[The morning
after watching an Elia Kazan film, "America, America," I woke up with
the beginning of this story in my head, so I got up and started writing.
Clearly, the film was my inspiration, although the events in my story were not
in Kazan's, and his setting is not mine.]
Once It Begins, It
Goes On and On©
P. J. Grath
Here is a picture of my beloved, so big and strong he was!
That morning he went to church with his sister, it happened. He never came
home, and now I will never marry. That is reality in our little village.
It was not always so. We all used to live together like a
family. The Alwadi people and the Mazawa people went to school together, farmed
together, owned businesses together, married each other, – anything you can
imagine people doing here, we did together, despite tribal and religious
differences. The old ones remember that way of life, but all the young ones
know is hatred. What no one can recall is how the old way gave way and became
what it is today. It is as if it happened overnight, but surely that cannot be
so, can it?
My own father was Mazawa. He was killed in the first
fighting. By an Alwadi? I will never know, and that’s best, because my mother,
after all, is Alwadi. Which am I? You tell me. When I have to leave the house,
I go with my face covered and my head down. We no longer have friends or
neighbors. No one can trust anyone.
What I am telling, this big change, if it did happen
overnight, it had to have happened the night before my father was killed, but my thinking
cannot wrap around that thought and push it back further, because everyone,
Alwadi and Mazawa, loved my father. There was no reason for anyone to kill him.
An accident it had to be. But if he had fallen from a roof or been kicked in
the head by a mule – other ways of dying by accident – no one would have
thought of revenge. So, since revenge was the first thought, hatred must have
begun already in men’s minds, mustn’t it? Could one man start such hatred? Who
could it have been? Why? Over what? It seems impossible, and yet it had to
start somewhere before it could spread, isn’t it so?
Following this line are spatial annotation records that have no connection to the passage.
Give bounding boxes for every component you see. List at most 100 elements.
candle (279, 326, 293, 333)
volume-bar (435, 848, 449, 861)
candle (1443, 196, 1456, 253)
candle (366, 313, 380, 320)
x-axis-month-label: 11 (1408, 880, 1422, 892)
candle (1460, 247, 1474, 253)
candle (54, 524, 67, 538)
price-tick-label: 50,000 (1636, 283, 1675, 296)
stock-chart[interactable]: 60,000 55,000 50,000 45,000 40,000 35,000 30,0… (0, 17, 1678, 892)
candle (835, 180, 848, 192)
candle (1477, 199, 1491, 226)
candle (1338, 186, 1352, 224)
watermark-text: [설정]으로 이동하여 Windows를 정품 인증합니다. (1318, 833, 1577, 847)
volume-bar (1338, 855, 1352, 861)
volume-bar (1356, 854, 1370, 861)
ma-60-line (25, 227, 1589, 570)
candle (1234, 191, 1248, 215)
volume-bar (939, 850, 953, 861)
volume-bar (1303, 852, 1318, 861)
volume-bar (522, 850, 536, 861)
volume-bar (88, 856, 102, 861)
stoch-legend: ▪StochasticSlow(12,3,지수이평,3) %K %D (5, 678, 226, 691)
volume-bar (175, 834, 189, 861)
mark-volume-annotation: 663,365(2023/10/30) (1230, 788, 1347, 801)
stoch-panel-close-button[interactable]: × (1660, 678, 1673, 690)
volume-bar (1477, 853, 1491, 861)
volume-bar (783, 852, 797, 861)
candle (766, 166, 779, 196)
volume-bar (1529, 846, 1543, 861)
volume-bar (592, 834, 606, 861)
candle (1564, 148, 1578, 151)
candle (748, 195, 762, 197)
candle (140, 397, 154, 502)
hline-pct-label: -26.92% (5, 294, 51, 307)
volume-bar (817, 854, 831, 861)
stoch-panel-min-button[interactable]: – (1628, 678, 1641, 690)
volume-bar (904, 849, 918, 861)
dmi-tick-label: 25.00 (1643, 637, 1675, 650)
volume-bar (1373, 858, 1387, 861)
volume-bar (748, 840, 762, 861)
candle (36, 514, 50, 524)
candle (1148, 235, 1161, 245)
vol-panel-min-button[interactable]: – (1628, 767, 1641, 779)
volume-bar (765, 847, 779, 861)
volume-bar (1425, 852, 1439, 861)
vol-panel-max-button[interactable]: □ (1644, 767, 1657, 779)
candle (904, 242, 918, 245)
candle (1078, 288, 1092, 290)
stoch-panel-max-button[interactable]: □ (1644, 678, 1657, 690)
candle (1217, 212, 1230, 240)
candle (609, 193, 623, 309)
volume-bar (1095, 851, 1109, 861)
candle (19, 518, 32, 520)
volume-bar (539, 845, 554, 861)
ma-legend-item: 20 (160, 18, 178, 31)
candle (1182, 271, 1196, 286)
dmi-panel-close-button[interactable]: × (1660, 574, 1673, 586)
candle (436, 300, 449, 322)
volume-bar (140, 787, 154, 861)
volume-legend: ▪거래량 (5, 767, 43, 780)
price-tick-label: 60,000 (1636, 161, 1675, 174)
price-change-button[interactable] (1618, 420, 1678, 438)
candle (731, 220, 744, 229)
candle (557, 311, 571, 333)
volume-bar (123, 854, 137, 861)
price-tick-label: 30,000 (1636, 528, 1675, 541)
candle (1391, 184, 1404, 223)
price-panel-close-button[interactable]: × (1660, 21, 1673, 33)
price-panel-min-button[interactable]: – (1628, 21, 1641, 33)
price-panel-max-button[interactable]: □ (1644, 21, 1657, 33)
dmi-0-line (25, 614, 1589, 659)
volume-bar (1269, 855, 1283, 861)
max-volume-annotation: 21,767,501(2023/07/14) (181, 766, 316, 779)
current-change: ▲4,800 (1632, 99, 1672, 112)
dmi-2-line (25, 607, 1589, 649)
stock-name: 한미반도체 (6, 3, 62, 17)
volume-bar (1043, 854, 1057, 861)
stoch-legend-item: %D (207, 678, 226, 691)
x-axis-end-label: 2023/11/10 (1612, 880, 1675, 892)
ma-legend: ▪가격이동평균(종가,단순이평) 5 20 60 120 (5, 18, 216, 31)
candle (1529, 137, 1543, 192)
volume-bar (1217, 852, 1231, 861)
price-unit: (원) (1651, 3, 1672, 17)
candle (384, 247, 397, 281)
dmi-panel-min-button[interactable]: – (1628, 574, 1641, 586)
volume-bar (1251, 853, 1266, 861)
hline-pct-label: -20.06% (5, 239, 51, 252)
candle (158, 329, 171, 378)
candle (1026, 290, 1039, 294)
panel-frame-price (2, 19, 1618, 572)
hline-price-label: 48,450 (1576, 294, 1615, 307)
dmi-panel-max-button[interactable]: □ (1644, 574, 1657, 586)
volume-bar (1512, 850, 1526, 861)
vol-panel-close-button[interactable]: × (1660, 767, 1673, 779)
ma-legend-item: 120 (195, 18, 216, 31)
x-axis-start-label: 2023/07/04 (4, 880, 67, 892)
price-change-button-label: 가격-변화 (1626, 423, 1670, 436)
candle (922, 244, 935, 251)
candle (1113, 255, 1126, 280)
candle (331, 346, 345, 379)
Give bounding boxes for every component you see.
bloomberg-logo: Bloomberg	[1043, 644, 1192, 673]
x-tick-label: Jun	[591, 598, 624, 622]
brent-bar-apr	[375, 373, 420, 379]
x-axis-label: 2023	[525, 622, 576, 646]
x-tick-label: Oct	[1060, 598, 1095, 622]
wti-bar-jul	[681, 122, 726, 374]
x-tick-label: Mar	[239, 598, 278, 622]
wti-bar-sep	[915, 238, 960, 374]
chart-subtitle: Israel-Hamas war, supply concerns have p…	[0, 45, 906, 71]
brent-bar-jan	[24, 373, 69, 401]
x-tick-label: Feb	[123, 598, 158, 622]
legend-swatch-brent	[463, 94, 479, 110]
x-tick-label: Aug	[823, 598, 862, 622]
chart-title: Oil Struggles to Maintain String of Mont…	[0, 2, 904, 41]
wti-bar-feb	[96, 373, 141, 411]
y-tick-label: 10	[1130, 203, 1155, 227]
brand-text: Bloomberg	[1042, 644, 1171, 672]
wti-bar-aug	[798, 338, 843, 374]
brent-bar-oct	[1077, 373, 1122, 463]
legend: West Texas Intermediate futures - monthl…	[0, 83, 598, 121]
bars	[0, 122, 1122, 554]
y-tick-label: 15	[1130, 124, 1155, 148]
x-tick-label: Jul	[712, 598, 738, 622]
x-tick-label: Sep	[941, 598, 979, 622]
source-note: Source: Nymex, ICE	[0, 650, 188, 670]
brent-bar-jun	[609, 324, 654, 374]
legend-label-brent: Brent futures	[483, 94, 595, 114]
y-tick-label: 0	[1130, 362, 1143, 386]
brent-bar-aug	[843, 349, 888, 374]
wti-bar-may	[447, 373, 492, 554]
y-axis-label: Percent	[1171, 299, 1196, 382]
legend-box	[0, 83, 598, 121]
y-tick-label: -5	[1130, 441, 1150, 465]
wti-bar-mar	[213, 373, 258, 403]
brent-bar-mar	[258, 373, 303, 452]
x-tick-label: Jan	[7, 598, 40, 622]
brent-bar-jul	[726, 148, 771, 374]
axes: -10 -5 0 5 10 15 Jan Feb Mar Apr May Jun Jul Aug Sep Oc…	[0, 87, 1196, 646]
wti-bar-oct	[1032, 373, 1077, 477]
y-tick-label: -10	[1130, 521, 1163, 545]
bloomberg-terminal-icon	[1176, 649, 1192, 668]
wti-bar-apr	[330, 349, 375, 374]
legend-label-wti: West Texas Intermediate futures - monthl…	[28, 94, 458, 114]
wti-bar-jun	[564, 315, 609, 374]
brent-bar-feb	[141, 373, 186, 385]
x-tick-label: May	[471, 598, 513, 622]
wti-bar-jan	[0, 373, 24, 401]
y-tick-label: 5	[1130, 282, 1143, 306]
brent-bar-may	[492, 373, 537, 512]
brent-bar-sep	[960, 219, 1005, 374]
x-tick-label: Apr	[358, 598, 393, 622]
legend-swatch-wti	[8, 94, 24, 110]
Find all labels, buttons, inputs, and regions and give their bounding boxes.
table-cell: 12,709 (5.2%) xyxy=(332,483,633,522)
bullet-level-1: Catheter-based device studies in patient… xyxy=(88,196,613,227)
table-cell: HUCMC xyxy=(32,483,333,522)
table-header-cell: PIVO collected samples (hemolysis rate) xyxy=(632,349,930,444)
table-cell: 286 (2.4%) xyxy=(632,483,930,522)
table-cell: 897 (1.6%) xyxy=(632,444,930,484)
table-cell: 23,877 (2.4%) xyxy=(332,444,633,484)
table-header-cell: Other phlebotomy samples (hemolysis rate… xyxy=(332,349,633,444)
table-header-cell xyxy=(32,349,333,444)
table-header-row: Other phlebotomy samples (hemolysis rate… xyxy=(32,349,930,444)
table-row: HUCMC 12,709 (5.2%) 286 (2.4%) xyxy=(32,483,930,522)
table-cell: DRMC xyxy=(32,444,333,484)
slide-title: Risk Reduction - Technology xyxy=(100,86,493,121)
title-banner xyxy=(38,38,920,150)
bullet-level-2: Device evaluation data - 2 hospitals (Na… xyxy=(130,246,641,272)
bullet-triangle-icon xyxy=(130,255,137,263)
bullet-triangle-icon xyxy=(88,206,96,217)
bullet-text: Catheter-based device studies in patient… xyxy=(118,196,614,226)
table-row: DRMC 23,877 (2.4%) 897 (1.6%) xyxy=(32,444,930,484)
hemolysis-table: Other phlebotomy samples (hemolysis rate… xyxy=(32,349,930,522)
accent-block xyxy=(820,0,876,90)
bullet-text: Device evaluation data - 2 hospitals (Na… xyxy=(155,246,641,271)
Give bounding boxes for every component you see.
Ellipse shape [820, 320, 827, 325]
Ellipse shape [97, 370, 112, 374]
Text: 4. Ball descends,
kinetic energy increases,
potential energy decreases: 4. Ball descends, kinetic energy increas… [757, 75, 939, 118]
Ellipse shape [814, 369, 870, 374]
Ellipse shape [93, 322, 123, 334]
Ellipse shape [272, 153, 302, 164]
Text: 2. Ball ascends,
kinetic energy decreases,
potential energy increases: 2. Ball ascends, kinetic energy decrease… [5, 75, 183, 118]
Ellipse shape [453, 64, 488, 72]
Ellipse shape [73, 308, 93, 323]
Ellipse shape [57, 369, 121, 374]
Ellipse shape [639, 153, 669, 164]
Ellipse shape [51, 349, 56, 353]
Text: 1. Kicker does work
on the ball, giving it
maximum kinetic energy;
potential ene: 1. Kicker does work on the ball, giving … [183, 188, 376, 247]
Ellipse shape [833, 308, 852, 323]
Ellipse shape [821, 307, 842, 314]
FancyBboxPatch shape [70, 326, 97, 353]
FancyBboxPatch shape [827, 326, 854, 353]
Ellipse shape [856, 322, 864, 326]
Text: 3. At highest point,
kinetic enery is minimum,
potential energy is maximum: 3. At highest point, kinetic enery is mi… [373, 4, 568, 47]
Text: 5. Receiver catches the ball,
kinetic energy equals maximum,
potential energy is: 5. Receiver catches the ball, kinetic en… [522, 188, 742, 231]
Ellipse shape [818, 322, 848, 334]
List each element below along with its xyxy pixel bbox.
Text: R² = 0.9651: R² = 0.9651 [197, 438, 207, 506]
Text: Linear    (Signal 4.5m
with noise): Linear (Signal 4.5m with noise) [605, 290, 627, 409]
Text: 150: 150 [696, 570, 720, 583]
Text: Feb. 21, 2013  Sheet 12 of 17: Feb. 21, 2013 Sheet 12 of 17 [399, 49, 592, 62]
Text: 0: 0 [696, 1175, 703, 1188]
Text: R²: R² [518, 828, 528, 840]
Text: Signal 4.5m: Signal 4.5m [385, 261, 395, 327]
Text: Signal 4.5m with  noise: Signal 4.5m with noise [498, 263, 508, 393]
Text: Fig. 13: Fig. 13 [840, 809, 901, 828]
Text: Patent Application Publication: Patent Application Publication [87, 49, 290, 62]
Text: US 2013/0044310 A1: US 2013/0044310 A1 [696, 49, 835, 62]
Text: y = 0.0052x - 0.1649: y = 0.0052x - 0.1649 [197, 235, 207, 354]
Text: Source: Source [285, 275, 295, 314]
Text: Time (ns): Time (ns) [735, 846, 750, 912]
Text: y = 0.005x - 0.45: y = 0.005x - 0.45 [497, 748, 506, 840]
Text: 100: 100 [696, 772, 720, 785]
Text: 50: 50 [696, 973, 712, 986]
What a shame my beloved’s sister came back here! She had
married and was living in Morocco, safely out of the way. Then her husband
died. She’d had a child and wanted to bring him back to her own home to raise
him. Stupid! What kind of future does a boy have here? If she hadn’t come back,
would her brother have been in church with her that morning? No, he would have
been safe, she would have been safe, her child would have been safe.
Naturally, the bomb was set off on the men’s side of the
church, so his sister, on the other side with her baby boy, escaped unharmed.
Physically unharmed, that is. The men were buried in the rubble of the church’s
collapse.
This is all I have now – this grave to visit, this
photograph to hold. If I could find the man who started all this, I would kill
him with my own hands. It would not bring back my beloved, but what else have I
to live for if not revenge?
4/2/2013
2 comments:
I have not seen the movie, but this is good. Sad. What will become of her? Of her village? Of the sister and her son?
I don't have answers, but your questions give me hope that my little story felt real to you.